Some Tacoma City Council members are signaling they’re not yet convinced that Tacoma Power rate hikes proposed for the next two years are justified.
But Tacoma Public Utilities officials, who repeatedly have said such rate increases are needed to balance the coming budget, are sticking to their guns.
“The drivers for these rate increases are pretty clear and easy to understand,” Bob Casey, president of the TPU board, said Friday. “I’m pretty comfortable that the City Council will ultimately come to that conclusion, as well.”
As part of a $1.1 billion budget plan covering Tacoma Power, Water and Rail for 2011-12, TPU has proposed that city policy makers choose to either impose a one-time system-wide average rate increase in 2011 of 9.8 percent for power, and 8.4 percent for water; or opt to spread two smaller rate hikes – ranging from 5.0 to 5.7 percent annually – over the next two years for each utility.
Either way, TPU officials say revenues garnered from the prospective rate hikes are necessary for the utility to balance a coming budget that’s about $109 million less than the current one. TPU officials also have proposed cutting 84 full-time positions, including 20 by layoffs, across all departments.
The City Council has yet to hold a formal discussion or take any action about where it collectively stands on the prospective rate hikes. Even so, several members have separately raised concerns during recent meetings and interviews.
“What I’m hearing from the community and my colleagues is that (Tacoma Water) has made a compelling case for its rate increase,” Councilman Ryan Mello said last week. “No one likes it and no one wants to do it, but there are good reasons why we probably have to.”
Mello and others have pointed to the water utility facing big capital expenses in the coming years, including a new water filtration system that could cost as much as $217 million to construct.
“But I don’t think (Tacoma Power) has made as compelling a case,” Mello added. “I’m not convinced yet that two straight years of power rate increases are really necessary.”
Such concerns create the prospect that the council might send the utilities budget back to the TPU board for more work. Councilman Jake Fey suggested as much at the council’s meeting last week, in remarks preparing his colleagues for rapidly approaching budget deadlines.
“If we were to decide that we thought … those rate increases were too high, it probably would be appropriate to send that budget back to the utility board for consideration,” he said. “…We probably need to have some conversations … about the size of the requests from water and power and reach some kind of consensus of what we’re comfortable with.”
As the city’s policy makers, the council has final authority over TPU’s budget and any related utility rate increases. But the council cannot directly amend such proposals; any changes must come from the utility board and be brought back to the council.
“The question we’re really grappling with is, `Is this the best time for this,” Mayor Marilyn Strickland said of the proposed rate hikes. “It’s never a good time. But do we have some flexibility that we can maybe increase rates at a slower pace or for a lower amount than what they’re proposing? That’s what we’re going to be looking at.”

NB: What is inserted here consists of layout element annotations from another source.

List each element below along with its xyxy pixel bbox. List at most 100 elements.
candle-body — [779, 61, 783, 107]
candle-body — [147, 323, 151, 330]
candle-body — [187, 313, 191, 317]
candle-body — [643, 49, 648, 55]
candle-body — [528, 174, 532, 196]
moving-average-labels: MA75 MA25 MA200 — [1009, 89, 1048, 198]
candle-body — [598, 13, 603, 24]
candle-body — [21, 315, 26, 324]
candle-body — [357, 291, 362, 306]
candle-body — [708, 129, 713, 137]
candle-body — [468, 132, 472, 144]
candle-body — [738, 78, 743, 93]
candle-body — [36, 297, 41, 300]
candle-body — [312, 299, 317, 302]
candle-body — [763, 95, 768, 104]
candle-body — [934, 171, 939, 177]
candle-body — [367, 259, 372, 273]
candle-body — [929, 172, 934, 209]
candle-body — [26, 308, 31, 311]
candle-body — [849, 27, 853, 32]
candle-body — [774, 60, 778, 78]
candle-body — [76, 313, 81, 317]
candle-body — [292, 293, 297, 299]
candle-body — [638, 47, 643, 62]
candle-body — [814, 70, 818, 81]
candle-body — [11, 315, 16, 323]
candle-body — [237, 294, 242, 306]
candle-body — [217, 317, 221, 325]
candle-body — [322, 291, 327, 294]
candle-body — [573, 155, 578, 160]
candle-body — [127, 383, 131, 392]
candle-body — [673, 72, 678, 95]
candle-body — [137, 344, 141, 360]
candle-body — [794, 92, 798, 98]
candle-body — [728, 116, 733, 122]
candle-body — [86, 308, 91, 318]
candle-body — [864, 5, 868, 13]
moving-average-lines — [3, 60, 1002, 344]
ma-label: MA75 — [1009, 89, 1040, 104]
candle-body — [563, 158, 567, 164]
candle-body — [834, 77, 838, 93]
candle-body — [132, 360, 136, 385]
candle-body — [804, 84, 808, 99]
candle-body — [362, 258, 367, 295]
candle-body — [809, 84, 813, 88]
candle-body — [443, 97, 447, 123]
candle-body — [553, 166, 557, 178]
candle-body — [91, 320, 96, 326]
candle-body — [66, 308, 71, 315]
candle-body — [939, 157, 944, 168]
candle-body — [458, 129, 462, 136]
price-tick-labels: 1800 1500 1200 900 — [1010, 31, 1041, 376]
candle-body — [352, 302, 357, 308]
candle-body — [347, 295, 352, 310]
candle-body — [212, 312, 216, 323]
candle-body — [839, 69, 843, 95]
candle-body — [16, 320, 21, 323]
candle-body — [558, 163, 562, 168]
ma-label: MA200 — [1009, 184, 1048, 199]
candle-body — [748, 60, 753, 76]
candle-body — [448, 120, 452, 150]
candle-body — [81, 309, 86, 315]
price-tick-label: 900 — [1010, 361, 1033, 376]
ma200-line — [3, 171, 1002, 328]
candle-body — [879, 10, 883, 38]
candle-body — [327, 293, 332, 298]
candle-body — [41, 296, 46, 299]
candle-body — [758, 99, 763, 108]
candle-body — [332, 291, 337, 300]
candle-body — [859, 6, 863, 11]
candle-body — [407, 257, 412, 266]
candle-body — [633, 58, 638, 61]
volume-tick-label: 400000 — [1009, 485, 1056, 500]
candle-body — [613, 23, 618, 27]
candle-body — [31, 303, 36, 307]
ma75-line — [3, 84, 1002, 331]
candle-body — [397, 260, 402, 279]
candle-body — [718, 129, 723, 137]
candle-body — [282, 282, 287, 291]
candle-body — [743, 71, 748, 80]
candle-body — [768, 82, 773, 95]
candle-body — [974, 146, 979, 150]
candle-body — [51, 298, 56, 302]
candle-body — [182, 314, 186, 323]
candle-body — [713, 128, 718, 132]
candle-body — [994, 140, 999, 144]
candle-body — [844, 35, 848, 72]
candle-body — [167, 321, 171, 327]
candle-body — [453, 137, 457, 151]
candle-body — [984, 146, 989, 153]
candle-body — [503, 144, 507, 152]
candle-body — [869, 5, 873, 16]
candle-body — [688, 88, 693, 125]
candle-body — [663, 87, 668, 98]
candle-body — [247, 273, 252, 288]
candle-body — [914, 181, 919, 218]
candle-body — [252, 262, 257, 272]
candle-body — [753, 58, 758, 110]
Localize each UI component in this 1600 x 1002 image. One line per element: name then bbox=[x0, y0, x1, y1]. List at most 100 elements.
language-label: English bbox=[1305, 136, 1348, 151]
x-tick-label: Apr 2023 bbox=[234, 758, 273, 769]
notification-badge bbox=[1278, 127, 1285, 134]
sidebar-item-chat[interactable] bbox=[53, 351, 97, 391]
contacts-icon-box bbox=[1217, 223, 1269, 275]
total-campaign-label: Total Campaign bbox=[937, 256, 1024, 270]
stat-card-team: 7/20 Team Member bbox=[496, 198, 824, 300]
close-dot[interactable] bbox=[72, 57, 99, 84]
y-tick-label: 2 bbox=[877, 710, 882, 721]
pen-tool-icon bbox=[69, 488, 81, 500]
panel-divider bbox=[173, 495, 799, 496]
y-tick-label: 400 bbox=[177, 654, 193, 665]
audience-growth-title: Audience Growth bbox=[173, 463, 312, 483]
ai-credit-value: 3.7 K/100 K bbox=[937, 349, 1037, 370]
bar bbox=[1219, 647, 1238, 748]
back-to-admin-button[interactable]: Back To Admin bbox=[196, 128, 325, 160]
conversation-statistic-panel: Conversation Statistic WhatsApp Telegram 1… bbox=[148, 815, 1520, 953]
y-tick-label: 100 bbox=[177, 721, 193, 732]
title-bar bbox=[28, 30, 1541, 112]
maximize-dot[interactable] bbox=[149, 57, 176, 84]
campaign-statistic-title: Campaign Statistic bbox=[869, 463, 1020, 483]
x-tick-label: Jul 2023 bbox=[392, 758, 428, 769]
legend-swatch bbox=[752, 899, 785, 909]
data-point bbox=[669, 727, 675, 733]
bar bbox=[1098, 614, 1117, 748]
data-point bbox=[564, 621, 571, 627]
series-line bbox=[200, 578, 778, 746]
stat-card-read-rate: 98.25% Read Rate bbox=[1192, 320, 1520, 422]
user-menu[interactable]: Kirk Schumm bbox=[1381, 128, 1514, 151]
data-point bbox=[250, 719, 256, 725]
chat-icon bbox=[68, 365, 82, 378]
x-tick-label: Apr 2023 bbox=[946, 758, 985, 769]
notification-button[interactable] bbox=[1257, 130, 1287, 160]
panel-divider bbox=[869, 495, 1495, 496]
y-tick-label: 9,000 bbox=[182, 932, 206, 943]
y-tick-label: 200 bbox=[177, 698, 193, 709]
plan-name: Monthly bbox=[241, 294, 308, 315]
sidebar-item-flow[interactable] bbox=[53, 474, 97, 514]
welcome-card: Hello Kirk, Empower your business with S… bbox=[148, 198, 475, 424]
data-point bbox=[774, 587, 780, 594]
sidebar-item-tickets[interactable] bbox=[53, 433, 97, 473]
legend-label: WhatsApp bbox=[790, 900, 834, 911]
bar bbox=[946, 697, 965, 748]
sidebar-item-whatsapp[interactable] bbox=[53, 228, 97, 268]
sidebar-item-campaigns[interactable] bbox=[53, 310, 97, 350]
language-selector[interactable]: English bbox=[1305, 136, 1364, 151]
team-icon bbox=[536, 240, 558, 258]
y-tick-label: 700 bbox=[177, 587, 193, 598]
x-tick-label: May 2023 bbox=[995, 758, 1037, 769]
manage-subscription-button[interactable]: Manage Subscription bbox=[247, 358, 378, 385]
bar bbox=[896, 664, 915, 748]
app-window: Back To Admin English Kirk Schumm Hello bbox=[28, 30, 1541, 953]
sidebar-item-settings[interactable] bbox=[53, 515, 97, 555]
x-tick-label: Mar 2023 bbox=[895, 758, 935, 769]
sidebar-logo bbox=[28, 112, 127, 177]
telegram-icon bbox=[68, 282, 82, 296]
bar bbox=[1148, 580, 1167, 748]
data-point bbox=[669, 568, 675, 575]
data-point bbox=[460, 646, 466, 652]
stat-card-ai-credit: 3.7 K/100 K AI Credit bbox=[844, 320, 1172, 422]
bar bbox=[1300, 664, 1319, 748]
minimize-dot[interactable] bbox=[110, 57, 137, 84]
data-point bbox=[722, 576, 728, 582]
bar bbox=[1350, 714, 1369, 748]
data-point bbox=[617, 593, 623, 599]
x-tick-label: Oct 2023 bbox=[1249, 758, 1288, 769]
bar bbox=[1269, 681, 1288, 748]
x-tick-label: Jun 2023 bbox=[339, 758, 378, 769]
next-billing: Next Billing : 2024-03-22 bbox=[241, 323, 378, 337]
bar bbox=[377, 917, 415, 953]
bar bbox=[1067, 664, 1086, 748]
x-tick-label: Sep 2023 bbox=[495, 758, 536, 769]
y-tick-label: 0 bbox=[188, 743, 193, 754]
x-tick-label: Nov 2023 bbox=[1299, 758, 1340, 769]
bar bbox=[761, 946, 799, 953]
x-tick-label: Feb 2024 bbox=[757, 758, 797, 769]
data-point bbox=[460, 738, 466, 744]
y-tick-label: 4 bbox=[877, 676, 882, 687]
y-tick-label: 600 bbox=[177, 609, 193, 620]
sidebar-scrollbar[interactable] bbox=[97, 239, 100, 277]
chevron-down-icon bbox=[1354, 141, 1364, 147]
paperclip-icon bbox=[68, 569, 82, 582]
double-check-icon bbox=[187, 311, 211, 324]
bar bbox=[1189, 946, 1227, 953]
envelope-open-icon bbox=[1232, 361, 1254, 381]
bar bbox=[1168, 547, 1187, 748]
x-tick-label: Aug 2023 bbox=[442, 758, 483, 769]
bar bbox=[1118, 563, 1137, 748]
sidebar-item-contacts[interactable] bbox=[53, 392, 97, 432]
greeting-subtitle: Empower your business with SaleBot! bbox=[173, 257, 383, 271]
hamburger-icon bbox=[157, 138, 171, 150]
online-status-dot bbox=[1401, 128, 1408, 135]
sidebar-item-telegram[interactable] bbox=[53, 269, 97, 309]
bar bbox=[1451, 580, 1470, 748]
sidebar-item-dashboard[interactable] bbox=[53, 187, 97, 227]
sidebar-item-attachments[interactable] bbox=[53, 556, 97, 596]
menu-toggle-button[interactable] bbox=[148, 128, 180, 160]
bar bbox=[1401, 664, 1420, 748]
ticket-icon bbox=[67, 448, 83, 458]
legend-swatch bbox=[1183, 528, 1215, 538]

Because Tacoma Power’s revenue projections are largely based on predicting a volatile market, Mello wonders if the utility can accurately forecast even two years into the future.
“If we agree to anything for power, maybe it should be to only an initial rate increase for the first year, then come back and visit the issue again the next year to see if it’s even necessary,” he said. “Let’s not just assume we need a double-year increase.”
In a phone interview Friday, Casey said he hasn’t heard such concerns.
“I have not heard any objections,” Casey said. “Instead, I’ve heard they’re pleased with the very sharp pencil that the TPU board and staff have taken to the budget this year.”
Casey and other TPU officials have said that costly federal re-licensing fees for power generation and required security improvements are among a host of factors that warrant the unpopular but needed power hikes.
Should the council ultimately send the utility budget back, Casey warned: “There’s just little flexibility to reduce things more and not impact services.”
On a separate budget topic, TPU officials are set to meet with the council on Thursday to discuss discrepancies between the city’s general fund and TPU budget proposals over the utility’s “assessment fees” projected in the coming two years. The city regularly charges TPU fees for legal, clerking and other services it provides to the utility. The city’ coming budget proposal assesses such fees for the utility at more than $2 million higher than its last budget.
The issue is at least the second budget discrepancy to become a point of contention between TPU Director Bill Gaines and City Manager Eric Anderson this budget season. Last week, TPU officials told the council a city projection on gross earnings utility taxes that calculates power revenues $6.6 million higher than TPU’s estimate was overly aggressive. City officials have countered that TPU’s projections are too conservative.